Though this stance was favored by mystics, its roots can be identified in the Talmud: Our sages distinguished between the requirements of mayim rishonim, washing the hands before eating bread, and those of mayim aharonim, washing hands at the end of the meal. Mayim rishonim may be poured into a vessel or onto the ground; mayim aharonim may only be poured into a vessel and then should be removed from the table. These last waters are not only repulsive since they have been used to clean dirty hands, they also contain an evil spirit (B. Hullin 105a, b). If someone was to walk over used mayim aharonim it could be harmful; it should therefore be disposed of in a location where people are unlikely to tread (Rabbi Avraham Abele Gombiner).
Thus in general terms we can identify two different traditions that have developed: Those who follow the Ashkenazi rite do not have the custom of washing mayim aharonim before Grace. Those who follow the Sephardi rite or Ashkenazi Jews who are sensitive to the requirements of the mystical tradition are careful to wash mayim aharonim at the conclusion of the meal.

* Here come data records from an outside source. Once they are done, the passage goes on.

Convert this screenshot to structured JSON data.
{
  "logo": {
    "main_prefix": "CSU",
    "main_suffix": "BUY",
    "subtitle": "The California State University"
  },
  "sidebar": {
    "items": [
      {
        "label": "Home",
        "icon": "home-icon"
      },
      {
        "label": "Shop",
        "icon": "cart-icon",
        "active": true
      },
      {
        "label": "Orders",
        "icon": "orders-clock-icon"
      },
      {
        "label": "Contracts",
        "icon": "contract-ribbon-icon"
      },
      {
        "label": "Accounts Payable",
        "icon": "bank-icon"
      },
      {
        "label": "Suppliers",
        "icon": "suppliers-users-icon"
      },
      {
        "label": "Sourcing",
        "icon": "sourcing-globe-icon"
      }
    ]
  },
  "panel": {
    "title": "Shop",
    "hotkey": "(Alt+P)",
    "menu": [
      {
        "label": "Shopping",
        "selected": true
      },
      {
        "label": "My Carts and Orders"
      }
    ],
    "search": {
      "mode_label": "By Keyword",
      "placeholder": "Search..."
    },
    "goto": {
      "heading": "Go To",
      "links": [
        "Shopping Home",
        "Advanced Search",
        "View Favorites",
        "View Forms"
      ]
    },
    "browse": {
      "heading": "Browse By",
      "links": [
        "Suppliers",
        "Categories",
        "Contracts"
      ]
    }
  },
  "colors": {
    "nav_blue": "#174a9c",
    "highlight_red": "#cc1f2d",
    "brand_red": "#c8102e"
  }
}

Regardless of what tradition your family follows, it is hardly appropriate to thank the Almighty for the food we have eaten with soiled hands. Thus, regardless of whether your desert is sweet or salty, everyone agrees that if your hands are dirty, they should be washed before addressing God in the recitation of Grace After Meals.
The writer is on the faculty of Pardes Institute of Jewish Studies and is a rabbi in Tzur Hadassah.

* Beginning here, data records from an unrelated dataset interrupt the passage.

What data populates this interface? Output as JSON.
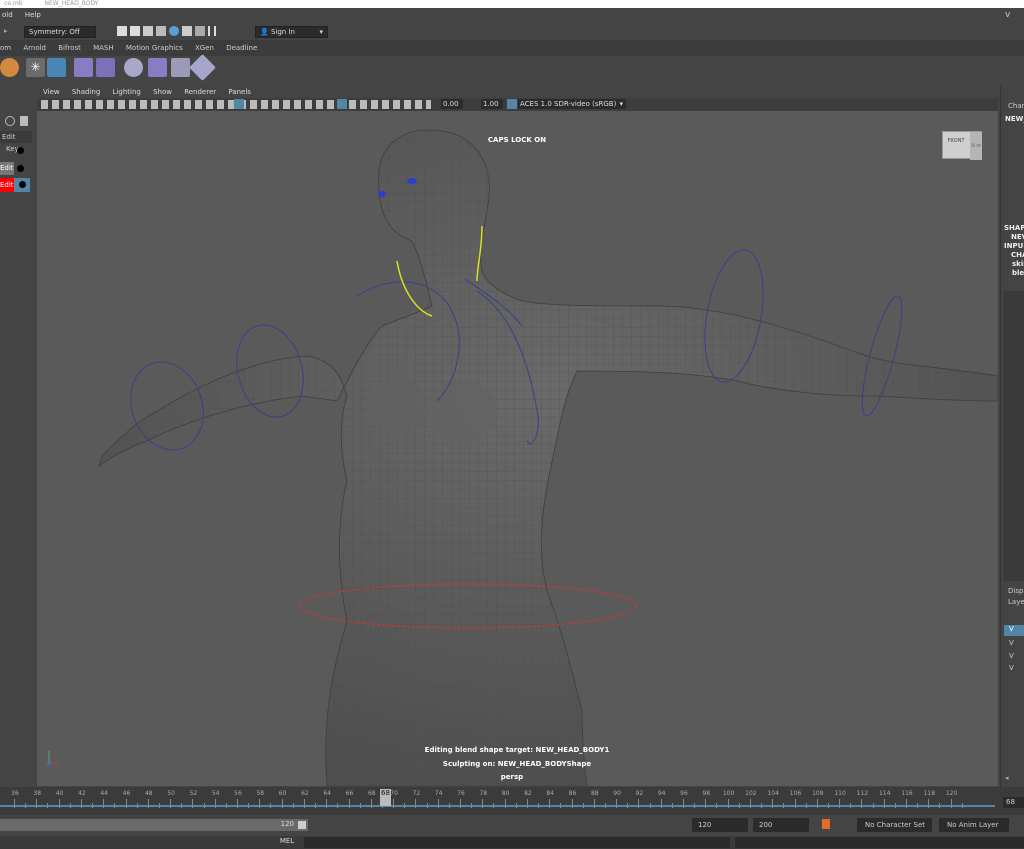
{
  "titlebar": {
    "left": "ce.mb",
    "file": "NEW_HEAD_BODY"
  },
  "menubar": {
    "items": [
      "old",
      "Help"
    ],
    "right": "V"
  },
  "status": {
    "symmetry": "Symmetry: Off",
    "sign_in": "Sign In"
  },
  "shelf_tabs": [
    "om",
    "Arnold",
    "Bifrost",
    "MASH",
    "Motion Graphics",
    "XGen",
    "Deadline"
  ],
  "viewport": {
    "menu": [
      "View",
      "Shading",
      "Lighting",
      "Show",
      "Renderer",
      "Panels"
    ],
    "exposure": "0.00",
    "gamma": "1.00",
    "color_space": "ACES 1.0 SDR-video (sRGB)",
    "caps": "CAPS LOCK ON",
    "hud_line1": "Editing blend shape target: NEW_HEAD_BODY1",
    "hud_line2": "Sculpting on: NEW_HEAD_BODYShape",
    "camera": "persp",
    "viewcube_front": "FRONT",
    "viewcube_side": "Ri ht"
  },
  "left_panel": {
    "edit_label": "Edit",
    "key_label": "Key",
    "rows": [
      "Edit",
      "Edit"
    ]
  },
  "right_panel": {
    "chan": "Chan",
    "new": "NEW_",
    "items": [
      "SHAP",
      "NEV",
      "INPU",
      "CHA",
      "skir",
      "blei"
    ],
    "disp": "Disp",
    "laye": "Laye",
    "layer_vis": [
      "V",
      "V",
      "V",
      "V"
    ]
  },
  "timeline": {
    "ticks": [
      "36",
      "38",
      "40",
      "42",
      "44",
      "46",
      "48",
      "50",
      "52",
      "54",
      "56",
      "58",
      "60",
      "62",
      "64",
      "66",
      "68",
      "70",
      "72",
      "74",
      "76",
      "78",
      "80",
      "82",
      "84",
      "86",
      "88",
      "90",
      "92",
      "94",
      "96",
      "98",
      "100",
      "102",
      "104",
      "106",
      "108",
      "110",
      "112",
      "114",
      "116",
      "118",
      "120"
    ],
    "current_frame": "68",
    "current_field": "68"
  },
  "range": {
    "end_label": "120",
    "start_field": "120",
    "end_field": "200",
    "char_set": "No Character Set",
    "anim_layer": "No Anim Layer"
  },
  "cmdline": {
    "lang": "MEL"
  },
  "colors": {
    "accent": "#5285a6",
    "key_red": "#ff0000",
    "mesh": "#5c5c5c"
  }
}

Here is what I think we have:
- A practice mandated by the Sages for "health reasons" – reasons that do not hold up medically or scientifically.
- That practice may involve direct contact with a substance that may actually be harmful if that substance makes contact with eyes.

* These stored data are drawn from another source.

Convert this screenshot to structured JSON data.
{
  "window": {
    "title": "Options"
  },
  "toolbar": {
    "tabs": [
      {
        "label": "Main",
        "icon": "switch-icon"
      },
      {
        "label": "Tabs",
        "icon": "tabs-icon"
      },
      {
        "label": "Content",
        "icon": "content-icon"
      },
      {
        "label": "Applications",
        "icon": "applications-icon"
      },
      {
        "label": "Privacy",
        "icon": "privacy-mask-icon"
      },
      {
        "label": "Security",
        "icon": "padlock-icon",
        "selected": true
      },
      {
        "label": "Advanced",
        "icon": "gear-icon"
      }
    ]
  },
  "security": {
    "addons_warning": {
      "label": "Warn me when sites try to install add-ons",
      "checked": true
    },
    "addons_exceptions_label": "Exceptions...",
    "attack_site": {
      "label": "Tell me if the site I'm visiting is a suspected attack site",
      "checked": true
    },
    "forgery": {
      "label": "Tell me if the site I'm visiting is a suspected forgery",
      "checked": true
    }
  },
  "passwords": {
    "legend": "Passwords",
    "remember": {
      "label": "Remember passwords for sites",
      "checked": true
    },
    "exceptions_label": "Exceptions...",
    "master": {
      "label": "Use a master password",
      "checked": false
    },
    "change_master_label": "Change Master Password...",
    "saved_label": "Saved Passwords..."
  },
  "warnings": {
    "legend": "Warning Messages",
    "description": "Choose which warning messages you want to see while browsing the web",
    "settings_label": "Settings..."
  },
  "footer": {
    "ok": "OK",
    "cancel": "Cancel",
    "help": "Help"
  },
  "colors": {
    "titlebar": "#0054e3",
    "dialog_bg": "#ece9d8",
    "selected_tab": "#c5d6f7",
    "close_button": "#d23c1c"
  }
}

- Therefore the Sages mandated hand-washing immediately after that practice to eliminate the danger.
- Perhaps to emphasize the importance of this hand-washing and to protect people from potential blindness, the Sages spoke of "evil spirits" found on the hands and then washed off by the water used for this particular hand-washing.
- Rishonim (medieval rabbis), did away with the mandated hand-washing because the dangerous substance is no longer used (or was not found outside a narrow geographic area centered on southern Israel).
- Other rabbis – primarily Achronim, post-1575 CE rabbis – continued to mandate the practice for "mystical" reasons, based on the "evil spirits" washed off by the water – even though there seems to be no record of this argument being made as a reason to wash hands after a meal before this point in history.
- Hasidim and Sefardim therefore continue to do this hand-washing today, even though the dangerous substance that must be washed off is no longer commercially available – even in Israel.
- The practice is enshrined by them as "holy" and "mystical" – even though the original reason for it is an offshoot of a practice based on mistaken folk science, and even though the stated reason for this hand-washing is purely to protect the eyes from physical damage caused a particularly corrosive form of salt.
- This practice has (and had) no known medical benefit or Biblical source.
- This practice is now often viewed as a litmus test of sorts, seen in many hasidic circles as separating the " truly Orthodox" (the hasidim) from the "modern" (Modern Orthodox), and those in the loop and closer to "correct" and "true" Judaism (the hasidim and others who follow "mystical" practice) from those outside that loop.
- And this, my friends, is Orthodox Judaism in a nutshell.